After performing a factor analysis the loadings object looks like this:
Loadings:
Factor1 Factor2
IV1 0.844 -0.512
IV2 0.997
IV3 -0.235
IV4 -0.144
IV5 0.997
Factor1 Factor2
SS loadings 1.719 1.333
Proportion Var 0.344 0.267
Cumulative Var 0.344 0.610
I can target the factors themselves using print(fit$loadings[,1:2])to get the following.
Factor1 Factor2
IV1 0.84352949 -0.512090197
IV2 0.01805673 0.997351400
IV3 0.05877499 -0.234710743
IV4 0.09088599 -0.144251843
IV5 0.99746785 0.008877643
I would like to create a json string that would look something like the following.
"loadings": {
"Factor1": {
"IV1": 0.84352949, "IV2":0.01805673, "IV3":0.05877499, "IV4": 0.09088599, "IV5": 0.99746785
},
"Factor2": {
"IV1": -0.512090197, "IV2": 0.997351400, "IV3": -0.234710743, "IV4": -0.144251843, "IV5": 0.008877643
}
}
I have tried accessing the individual properties using unclass(), hoping that I could then loop through and put them into a string,have not had any luck ( using loads <- loadings(fit) and <- names(unclass(loads)) names shows up as "null")

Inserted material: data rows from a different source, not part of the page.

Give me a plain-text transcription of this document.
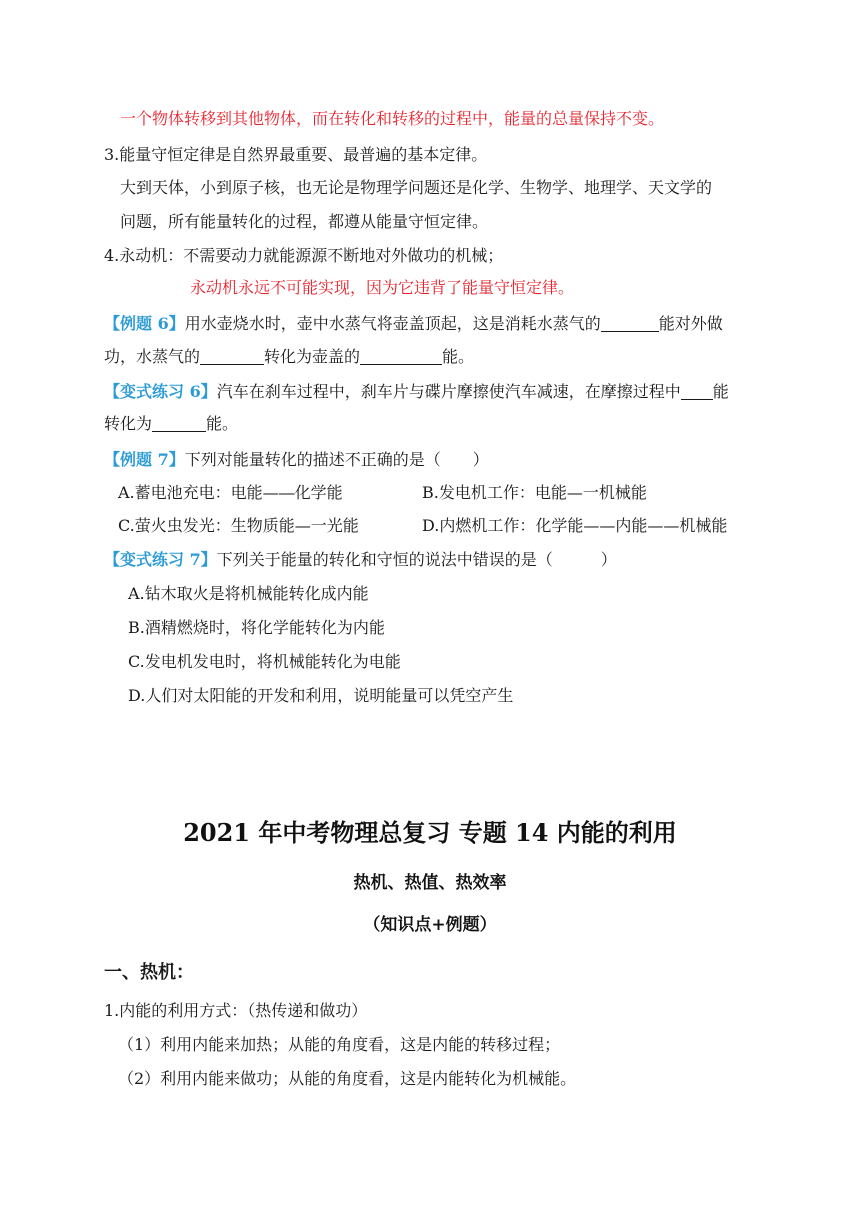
一个物体转移到其他物体，而在转化和转移的过程中，能量的总量保持不变。
3.能量守恒定律是自然界最重要、最普遍的基本定律。
大到天体，小到原子核，也无论是物理学问题还是化学、生物学、地理学、天文学的
问题，所有能量转化的过程，都遵从能量守恒定律。
4.永动机：不需要动力就能源源不断地对外做功的机械；
永动机永远不可能实现，因为它违背了能量守恒定律。
【例题 6】用水壶烧水时，壶中水蒸气将壶盖顶起，这是消耗水蒸气的	能对外做
功，水蒸气的	转化为壶盖的	能。
【变式练习 6】汽车在刹车过程中，刹车片与碟片摩擦使汽车减速，在摩擦过程中 能
转化为	能。
【例题 7】下列对能量转化的描述不正确的是（　　）
A.蓄电池充电：电能—―化学能	B.发电机工作：电能—一机械能
C.萤火虫发光：生物质能—一光能	D.内燃机工作：化学能——内能——机械能
【变式练习 7】下列关于能量的转化和守恒的说法中错误的是（　　　）
A.钻木取火是将机械能转化成内能
B.酒精燃烧时，将化学能转化为内能
C.发电机发电时，将机械能转化为电能
D.人们对太阳能的开发和利用，说明能量可以凭空产生
2021 年中考物理总复习 专题 14 内能的利用
热机、热值、热效率
（知识点+例题）
一、热机：
1.内能的利用方式：（热传递和做功）
（1）利用内能来加热；从能的角度看，这是内能的转移过程；
（2）利用内能来做功；从能的角度看，这是内能转化为机械能。
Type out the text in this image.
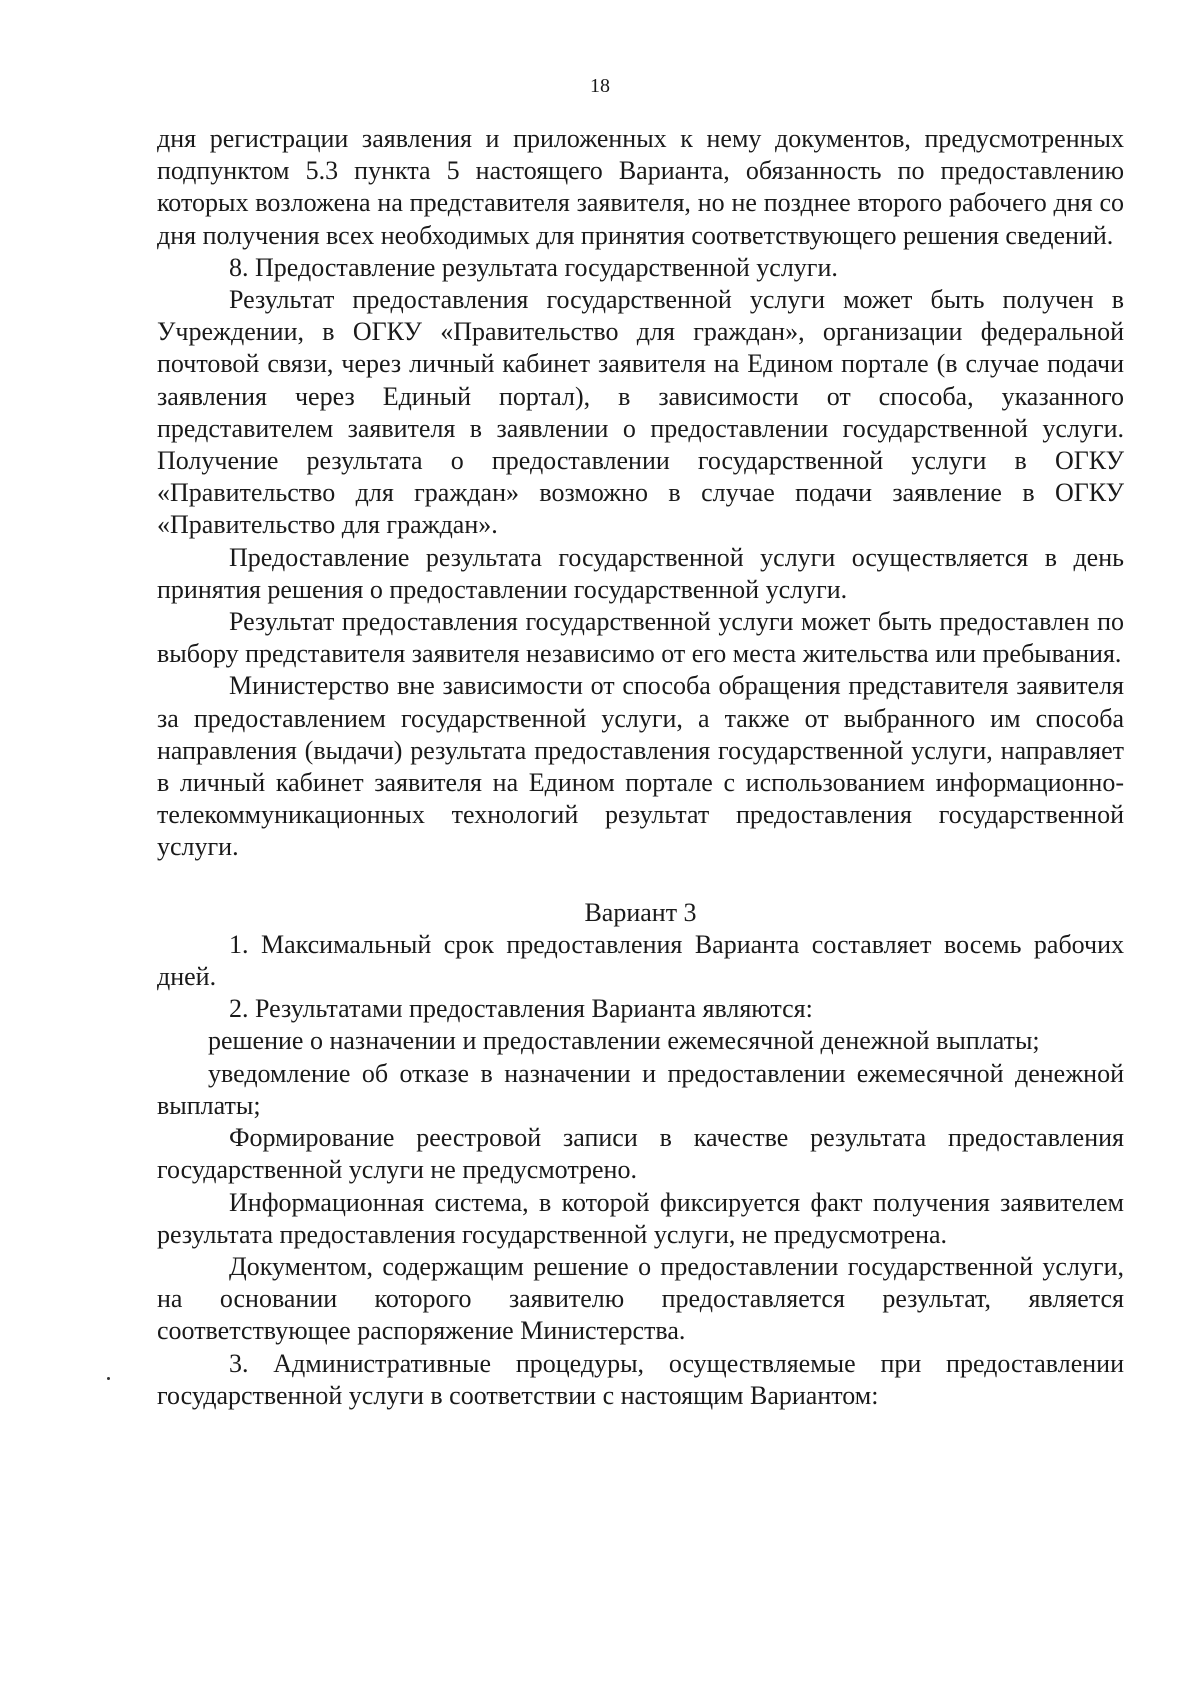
18

дня регистрации заявления и приложенных к нему документов, предусмотренных подпунктом 5.3 пункта 5 настоящего Варианта, обязанность по предоставлению которых возложена на представителя заявителя, но не позднее второго рабочего дня со дня получения всех необходимых для принятия соответствующего решения сведений.

8. Предоставление результата государственной услуги.

Результат предоставления государственной услуги может быть получен в Учреждении, в ОГКУ «Правительство для граждан», организации федеральной почтовой связи, через личный кабинет заявителя на Едином портале (в случае подачи заявления через Единый портал), в зависимости от способа, указанного представителем заявителя в заявлении о предоставлении государственной услуги. Получение результата о предоставлении государственной услуги в ОГКУ «Правительство для граждан» возможно в случае подачи заявление в ОГКУ «Правительство для граждан».

Предоставление результата государственной услуги осуществляется в день принятия решения о предоставлении государственной услуги.

Результат предоставления государственной услуги может быть предоставлен по выбору представителя заявителя независимо от его места жительства или пребывания.

Министерство вне зависимости от способа обращения представителя заявителя за предоставлением государственной услуги, а также от выбранного им способа направления (выдачи) результата предоставления государственной услуги, направляет в личный кабинет заявителя на Едином портале с использованием информационно-телекоммуникационных технологий результат предоставления государственной услуги.

Вариант 3

1. Максимальный срок предоставления Варианта составляет восемь рабочих дней.

2. Результатами предоставления Варианта являются:

решение о назначении и предоставлении ежемесячной денежной выплаты;

уведомление об отказе в назначении и предоставлении ежемесячной денежной выплаты;

Формирование реестровой записи в качестве результата предоставления государственной услуги не предусмотрено.

Информационная система, в которой фиксируется факт получения заявителем результата предоставления государственной услуги, не предусмотрена.

Документом, содержащим решение о предоставлении государственной услуги, на основании которого заявителю предоставляется результат, является соответствующее распоряжение Министерства.

3. Административные процедуры, осуществляемые при предоставлении государственной услуги в соответствии с настоящим Вариантом:
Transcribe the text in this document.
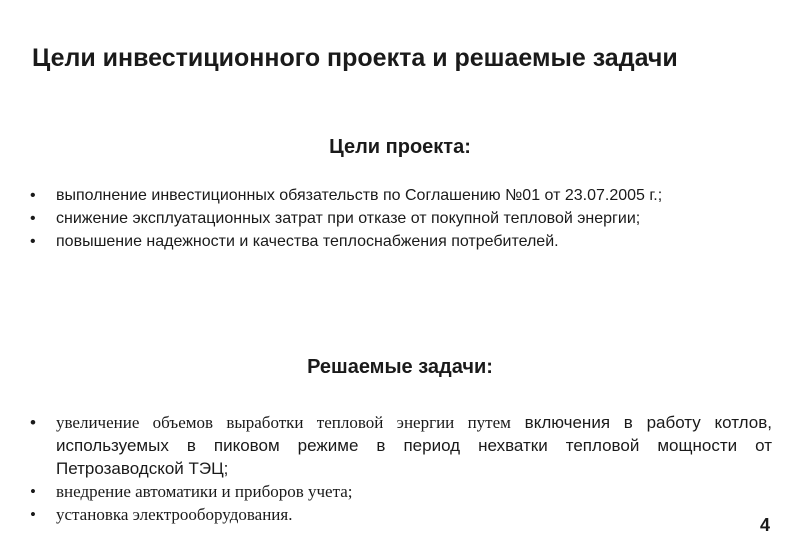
Цели инвестиционного проекта и решаемые задачи
Цели проекта:
• выполнение инвестиционных обязательств по Соглашению №01 от 23.07.2005 г.;
• снижение эксплуатационных затрат при отказе от покупной тепловой энергии;
• повышение надежности и качества теплоснабжения потребителей.
Решаемые задачи:
• увеличение объемов выработки тепловой энергии путем включения в работу котлов, используемых в пиковом режиме в период нехватки тепловой мощности от Петрозаводской ТЭЦ;
• внедрение автоматики и приборов учета;
• установка электрооборудования.
4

Just seconding #GSee's comment (+1) and #dickoa's answer (+1) with a closer example:
Creating some demo data for reproducible example (you should also provide one in all your Qs):
> fit <- princomp(~ ., data = USArrests, scale = FALSE)
Load RJSONIO/rjson packages:
> library(RJSONIO)
Transform your data to fit your needs:
> res <- list(loadings = apply(fit$loadings, 2, list))
Return JSON:
> cat(toJSON(res))
{
"loadings": {
"Comp.1": [
{
"Murder": -0.041704,
"Assault": -0.99522,
"UrbanPop": -0.046336,
"Rape": -0.075156
}
],
"Comp.2": [
{
"Murder": 0.044822,
"Assault": 0.05876,
"UrbanPop": -0.97686,
"Rape": -0.20072
}
],
"Comp.3": [
{
"Murder": 0.079891,
"Assault": -0.06757,
"UrbanPop": -0.20055,
"Rape": 0.97408
}
],
"Comp.4": [
{
"Murder": 0.99492,
"Assault": -0.038938,
"UrbanPop": 0.058169,
"Rape": -0.072325
}
]
}
}>
You can do something along these lines
require(RJSONIO) ## or require(rjson)
pca <- prcomp(~ ., data = USArrests, scale = FALSE)
export <- list(loadings = split(pca$rotation, rownames(pca$rotation)))
cat(toJSON(export))
## {
## "loadings": {
## "Assault": [ 0.99522, -0.05876, -0.06757, 0.038938 ],
## "Murder": [ 0.041704, -0.044822, 0.079891, -0.99492 ],
## "Rape": [ 0.075156, 0.20072, 0.97408, 0.072325 ],
## "UrbanPop": [ 0.046336, 0.97686, -0.20055, -0.058169 ]
## }
## }
If you want to export it :
cat(toJSON(export), file = "loadings.json")
If it doesn't really suit your need, just modify the data structure (export object) to the output you want.